Gov. Matt Bevin’s loss should send a message to embattled Republicans in Trump Country: President Trump is not going to save you if you’re drowning.
Republicans’ loss of both chambers of Virginia’s legislature should send a message to Republicans in the rest of America: Trump is going to drag you down like an anchor.
Since Trump’s shocking upset win in November 2016, the story of politics in America has been pretty simple: Democrats win, Republicans lose.
The explanation is pretty simple, too: Trump has made Trump voters, but not Republicans, out of working-class independents and Democrats, and he has made Democratic voters out of independents and Republicans. Trump has also motivated Democrats to unprecedented levels.
The net effect is a massive shift of the electorate towards Democrats.
To be perfectly clear, Trump didn’t cause Bevin to lose in Kentucky on Tuesday. Bevin did that. But Trump tried and failed to save Bevin. Bevin tried to use Trump as a life raft. Bevin sank despite Trump’s popularity in his state.
Bevin was a remarkably unpopular governor. He ran far behind all the other Republicans running for statewide offices in Kentucky — they swept every office except governor. Bevin was extraordinary also in how furiously he tried to ride Trump’s popularity.
That’s understandable: Trump is amazingly popular in Kentucky. Consider the numbers over the past decade or so. Sen. Rand Paul’s two statewide wins have been by margins of 15 and 11 percentage points. Mitch McConnell’s two wins have been by 16 and 7 percentage points. John McCain won by 17 points, and Mitt Romney won by 22 points. But Trump carried the state by a massive 30 points in 2016.
A down-on-its-heels, opioid-ravaged, working-class, alienated electorate found its champion in Trump.
So Bevin thought that by attaching himself to Trump, he could overcome his own electoral gravity. Bevin somehow tried to run on opposing impeachment. He campaigned on restricting immigration and gave his opponent the Trumpian nickname “Li’l Andy.” Bevin’s ads regularly pictured him and Trump together. The governor even wore an ugly jacket emblazoned with many images of Trump’s face.
The two polls this fall showed either a tie or a Bevin lead. So Bevin brought in Trump for a massive rally the day before Election Day. Trump failed to help Bevin enough.
There’s a bigger story here. In general elections, Trump’s popularity among the white working class translates into one thing only: votes for Trump.

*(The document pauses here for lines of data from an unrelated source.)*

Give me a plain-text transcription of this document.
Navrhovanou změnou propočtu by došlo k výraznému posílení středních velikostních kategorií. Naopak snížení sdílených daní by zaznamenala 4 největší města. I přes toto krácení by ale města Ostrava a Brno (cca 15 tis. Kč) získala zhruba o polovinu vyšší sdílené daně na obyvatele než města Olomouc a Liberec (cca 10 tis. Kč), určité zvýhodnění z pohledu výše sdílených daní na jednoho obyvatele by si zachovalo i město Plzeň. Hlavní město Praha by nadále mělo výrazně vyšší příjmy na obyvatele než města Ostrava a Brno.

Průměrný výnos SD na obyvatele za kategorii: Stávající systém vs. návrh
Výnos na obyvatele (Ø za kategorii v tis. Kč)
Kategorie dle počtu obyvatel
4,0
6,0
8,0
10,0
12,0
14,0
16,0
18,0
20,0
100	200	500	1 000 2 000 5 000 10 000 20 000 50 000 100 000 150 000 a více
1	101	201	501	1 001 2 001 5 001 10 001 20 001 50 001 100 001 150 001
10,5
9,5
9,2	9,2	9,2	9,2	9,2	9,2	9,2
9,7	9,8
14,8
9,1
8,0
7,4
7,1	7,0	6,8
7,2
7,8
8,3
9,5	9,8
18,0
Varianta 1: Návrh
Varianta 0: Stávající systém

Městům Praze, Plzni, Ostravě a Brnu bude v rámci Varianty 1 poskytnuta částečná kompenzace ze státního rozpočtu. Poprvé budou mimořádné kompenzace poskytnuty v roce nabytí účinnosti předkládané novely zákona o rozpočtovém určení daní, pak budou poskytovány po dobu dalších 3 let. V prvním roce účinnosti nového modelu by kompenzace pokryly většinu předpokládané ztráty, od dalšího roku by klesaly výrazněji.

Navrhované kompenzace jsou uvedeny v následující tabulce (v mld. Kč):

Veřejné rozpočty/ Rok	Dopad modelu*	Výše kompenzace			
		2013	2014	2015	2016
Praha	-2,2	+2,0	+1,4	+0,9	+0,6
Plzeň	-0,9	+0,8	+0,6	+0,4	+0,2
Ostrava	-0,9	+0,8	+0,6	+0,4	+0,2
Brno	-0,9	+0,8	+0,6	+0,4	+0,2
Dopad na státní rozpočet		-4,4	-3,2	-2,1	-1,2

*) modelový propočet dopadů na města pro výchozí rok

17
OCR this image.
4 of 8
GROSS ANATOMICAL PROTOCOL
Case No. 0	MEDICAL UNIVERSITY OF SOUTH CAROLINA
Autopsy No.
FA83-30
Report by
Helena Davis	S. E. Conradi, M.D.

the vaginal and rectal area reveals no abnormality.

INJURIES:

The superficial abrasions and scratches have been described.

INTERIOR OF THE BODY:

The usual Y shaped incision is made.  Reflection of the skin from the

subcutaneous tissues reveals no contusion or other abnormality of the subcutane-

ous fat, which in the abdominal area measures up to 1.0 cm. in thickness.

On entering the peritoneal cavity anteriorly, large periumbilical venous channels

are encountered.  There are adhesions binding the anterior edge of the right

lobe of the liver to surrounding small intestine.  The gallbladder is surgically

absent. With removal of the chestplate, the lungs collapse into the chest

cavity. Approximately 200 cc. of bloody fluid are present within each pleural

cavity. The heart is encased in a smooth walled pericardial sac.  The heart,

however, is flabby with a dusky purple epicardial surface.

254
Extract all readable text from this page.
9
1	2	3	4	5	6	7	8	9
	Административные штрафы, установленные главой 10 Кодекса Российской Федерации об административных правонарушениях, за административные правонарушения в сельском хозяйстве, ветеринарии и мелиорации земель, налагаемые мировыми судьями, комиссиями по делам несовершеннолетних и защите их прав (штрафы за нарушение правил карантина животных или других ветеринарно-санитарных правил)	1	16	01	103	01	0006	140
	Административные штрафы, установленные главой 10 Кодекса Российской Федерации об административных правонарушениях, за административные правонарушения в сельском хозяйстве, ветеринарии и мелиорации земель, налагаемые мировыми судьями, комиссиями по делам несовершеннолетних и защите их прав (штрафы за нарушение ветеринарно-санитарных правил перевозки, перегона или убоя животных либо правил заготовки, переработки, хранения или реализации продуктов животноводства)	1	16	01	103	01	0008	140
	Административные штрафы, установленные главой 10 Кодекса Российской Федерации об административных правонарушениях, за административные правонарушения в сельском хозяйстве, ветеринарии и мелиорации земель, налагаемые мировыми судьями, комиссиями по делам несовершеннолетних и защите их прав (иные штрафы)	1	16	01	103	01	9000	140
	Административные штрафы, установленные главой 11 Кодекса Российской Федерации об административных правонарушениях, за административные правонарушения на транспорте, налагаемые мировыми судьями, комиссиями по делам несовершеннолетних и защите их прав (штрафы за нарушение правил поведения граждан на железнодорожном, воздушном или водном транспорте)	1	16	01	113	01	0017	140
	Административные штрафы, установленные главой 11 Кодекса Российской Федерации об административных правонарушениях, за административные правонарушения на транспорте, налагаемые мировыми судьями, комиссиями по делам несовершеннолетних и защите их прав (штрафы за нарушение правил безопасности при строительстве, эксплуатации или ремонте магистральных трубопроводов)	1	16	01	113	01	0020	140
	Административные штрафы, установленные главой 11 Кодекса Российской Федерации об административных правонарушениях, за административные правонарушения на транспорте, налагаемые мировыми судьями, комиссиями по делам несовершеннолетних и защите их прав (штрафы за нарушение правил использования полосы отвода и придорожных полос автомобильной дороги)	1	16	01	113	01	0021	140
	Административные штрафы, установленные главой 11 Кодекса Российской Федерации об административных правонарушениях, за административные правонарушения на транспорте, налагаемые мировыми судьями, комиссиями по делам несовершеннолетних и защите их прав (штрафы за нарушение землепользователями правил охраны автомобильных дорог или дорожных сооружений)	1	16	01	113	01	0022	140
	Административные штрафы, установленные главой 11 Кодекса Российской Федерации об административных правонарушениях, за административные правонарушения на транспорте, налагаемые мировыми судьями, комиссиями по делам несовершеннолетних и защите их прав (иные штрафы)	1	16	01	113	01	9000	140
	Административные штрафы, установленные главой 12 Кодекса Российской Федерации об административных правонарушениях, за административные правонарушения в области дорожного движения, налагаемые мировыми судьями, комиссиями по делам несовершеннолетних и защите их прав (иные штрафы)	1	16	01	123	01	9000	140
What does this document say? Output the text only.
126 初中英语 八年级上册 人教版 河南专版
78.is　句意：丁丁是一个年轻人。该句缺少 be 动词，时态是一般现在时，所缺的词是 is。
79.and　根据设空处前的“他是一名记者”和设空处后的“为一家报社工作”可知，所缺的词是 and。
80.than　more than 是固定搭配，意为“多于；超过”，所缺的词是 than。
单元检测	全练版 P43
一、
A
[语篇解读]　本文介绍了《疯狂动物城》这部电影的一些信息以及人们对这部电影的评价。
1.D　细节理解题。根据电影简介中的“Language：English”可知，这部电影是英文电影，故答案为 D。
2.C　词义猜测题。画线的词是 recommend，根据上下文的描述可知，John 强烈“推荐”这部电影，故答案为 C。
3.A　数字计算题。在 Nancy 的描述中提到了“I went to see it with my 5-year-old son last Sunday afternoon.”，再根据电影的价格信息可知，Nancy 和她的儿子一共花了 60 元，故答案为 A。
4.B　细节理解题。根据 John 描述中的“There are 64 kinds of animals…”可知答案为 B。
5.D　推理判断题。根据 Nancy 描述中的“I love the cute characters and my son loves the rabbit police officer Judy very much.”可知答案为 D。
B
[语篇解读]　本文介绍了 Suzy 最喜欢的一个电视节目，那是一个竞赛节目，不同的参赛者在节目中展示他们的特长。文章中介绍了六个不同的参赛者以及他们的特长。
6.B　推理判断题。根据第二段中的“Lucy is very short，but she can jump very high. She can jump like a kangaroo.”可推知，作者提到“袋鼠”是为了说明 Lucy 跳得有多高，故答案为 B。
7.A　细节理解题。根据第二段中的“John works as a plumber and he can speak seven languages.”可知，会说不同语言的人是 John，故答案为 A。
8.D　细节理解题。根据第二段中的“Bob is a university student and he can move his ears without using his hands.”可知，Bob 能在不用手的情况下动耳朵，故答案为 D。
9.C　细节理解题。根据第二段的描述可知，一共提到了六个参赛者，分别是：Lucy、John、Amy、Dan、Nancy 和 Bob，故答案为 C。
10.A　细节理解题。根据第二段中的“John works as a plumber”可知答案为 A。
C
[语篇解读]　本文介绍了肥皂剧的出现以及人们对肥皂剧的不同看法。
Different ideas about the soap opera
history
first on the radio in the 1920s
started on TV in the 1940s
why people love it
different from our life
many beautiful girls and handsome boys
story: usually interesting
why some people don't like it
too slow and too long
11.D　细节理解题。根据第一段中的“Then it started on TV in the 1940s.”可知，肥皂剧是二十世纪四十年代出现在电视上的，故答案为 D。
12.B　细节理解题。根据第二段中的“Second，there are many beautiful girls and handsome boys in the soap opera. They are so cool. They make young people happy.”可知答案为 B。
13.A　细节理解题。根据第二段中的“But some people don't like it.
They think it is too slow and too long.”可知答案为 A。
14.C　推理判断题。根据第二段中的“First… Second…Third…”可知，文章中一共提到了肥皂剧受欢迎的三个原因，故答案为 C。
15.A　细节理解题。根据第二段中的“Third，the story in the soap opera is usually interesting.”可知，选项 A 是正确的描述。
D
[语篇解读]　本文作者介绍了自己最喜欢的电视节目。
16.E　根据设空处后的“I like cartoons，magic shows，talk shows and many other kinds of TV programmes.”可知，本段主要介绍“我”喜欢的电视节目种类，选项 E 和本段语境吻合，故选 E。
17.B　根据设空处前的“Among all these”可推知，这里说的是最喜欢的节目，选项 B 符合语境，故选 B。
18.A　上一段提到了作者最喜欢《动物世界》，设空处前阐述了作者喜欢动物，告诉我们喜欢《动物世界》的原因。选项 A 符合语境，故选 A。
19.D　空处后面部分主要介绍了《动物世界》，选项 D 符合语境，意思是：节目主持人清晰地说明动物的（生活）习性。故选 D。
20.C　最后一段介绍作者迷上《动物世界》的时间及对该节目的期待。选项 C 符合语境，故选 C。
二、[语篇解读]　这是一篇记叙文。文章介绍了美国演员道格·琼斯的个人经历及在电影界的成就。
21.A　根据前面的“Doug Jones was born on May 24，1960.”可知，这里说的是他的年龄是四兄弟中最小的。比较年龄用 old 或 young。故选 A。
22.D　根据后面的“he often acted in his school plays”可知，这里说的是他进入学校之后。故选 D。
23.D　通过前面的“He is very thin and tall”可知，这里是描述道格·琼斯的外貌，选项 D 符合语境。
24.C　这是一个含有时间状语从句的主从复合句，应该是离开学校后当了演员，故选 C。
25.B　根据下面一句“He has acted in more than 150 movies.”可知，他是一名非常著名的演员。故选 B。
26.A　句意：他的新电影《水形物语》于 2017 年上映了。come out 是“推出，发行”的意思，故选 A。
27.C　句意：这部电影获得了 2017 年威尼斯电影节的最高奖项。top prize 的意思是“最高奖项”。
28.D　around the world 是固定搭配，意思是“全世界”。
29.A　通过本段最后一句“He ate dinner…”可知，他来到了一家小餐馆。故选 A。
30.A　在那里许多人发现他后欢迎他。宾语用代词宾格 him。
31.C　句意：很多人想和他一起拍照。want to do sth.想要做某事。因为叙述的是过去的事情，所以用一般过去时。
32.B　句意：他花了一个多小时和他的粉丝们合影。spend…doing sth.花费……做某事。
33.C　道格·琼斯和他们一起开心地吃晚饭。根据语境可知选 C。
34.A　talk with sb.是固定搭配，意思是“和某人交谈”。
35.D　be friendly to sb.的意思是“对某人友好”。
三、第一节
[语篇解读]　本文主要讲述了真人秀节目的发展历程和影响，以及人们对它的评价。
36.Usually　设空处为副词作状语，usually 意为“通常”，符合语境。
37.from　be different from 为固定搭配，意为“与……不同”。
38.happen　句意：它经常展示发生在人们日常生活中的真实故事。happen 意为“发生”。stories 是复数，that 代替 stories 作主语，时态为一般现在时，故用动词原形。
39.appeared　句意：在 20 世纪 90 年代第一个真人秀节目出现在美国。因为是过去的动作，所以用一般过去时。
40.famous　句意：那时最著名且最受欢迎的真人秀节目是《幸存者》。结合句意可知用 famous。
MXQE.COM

Trump’s core supporters — the type of people he brought out of the political woodwork to give him victories in Pennsylvania, Michigan, Ohio, Iowa, and Wisconsin — still aren’t Republicans. They’re just Trump voters. And that doesn’t mean they’ll listen to Trump’s endorsements, either. It means they’ll vote for Trump, and that’s it.
In Kentucky, the standard Republican gets about 55%. Bevin’s poor first term lost him enough points to drag him below 50%. Had he been able to tap into Trump’s well of independent and Democratic voters, he could have won. That didn’t happen, because Trump voters are just that — Trump voters.
In Ohio, some blue-collar places that had voted Obama and then Trump have swung back, voting on Tuesday for Democrats.
We saw the same thing clearly in Michigan a year ago. Trump in 2016 famously outperformed past Republicans in nearly every county in that state, swinging 12 counties from blue in 2012 to red in 2016. Come the governor’s race in 2018, half of those counties swung back to blue, and the rest gave back most of their GOP gains. Macomb County, the most populous such county, swung 16 points to Trump in 2016, and then 15 points back to Democrats in 2018.
These back-and-forth counties are white and working class. The results in 2018 and 2019 don’t mean the white working-class independents have soured on Trump. They mean that the populist love of Trump was never a love of the GOP. In Michigan, that meant a Trump win in 2016 and Democratic wins in 2018.
While Trump didn’t bring working-class white America into the GOP, he has caused a partisan realignment elsewhere: driving upper-middle-class white America out of the GOP.
Democrats took over Virginia’s state legislature on Tuesday, in part by finishing their conquest of suburban Virginia. In Southeastern Pennsylvania, Democrats took over the county council in suburban Delaware County.
For Trump, it may look like an even trade: lose the wealthy whites and gain the working-class whites. But for the rest of his party, it’s one-sided: lose the wealthy whites but don’t gain anything.
It seems that once again, the folks who entered into a partnership with Trump are coming out on the losing end.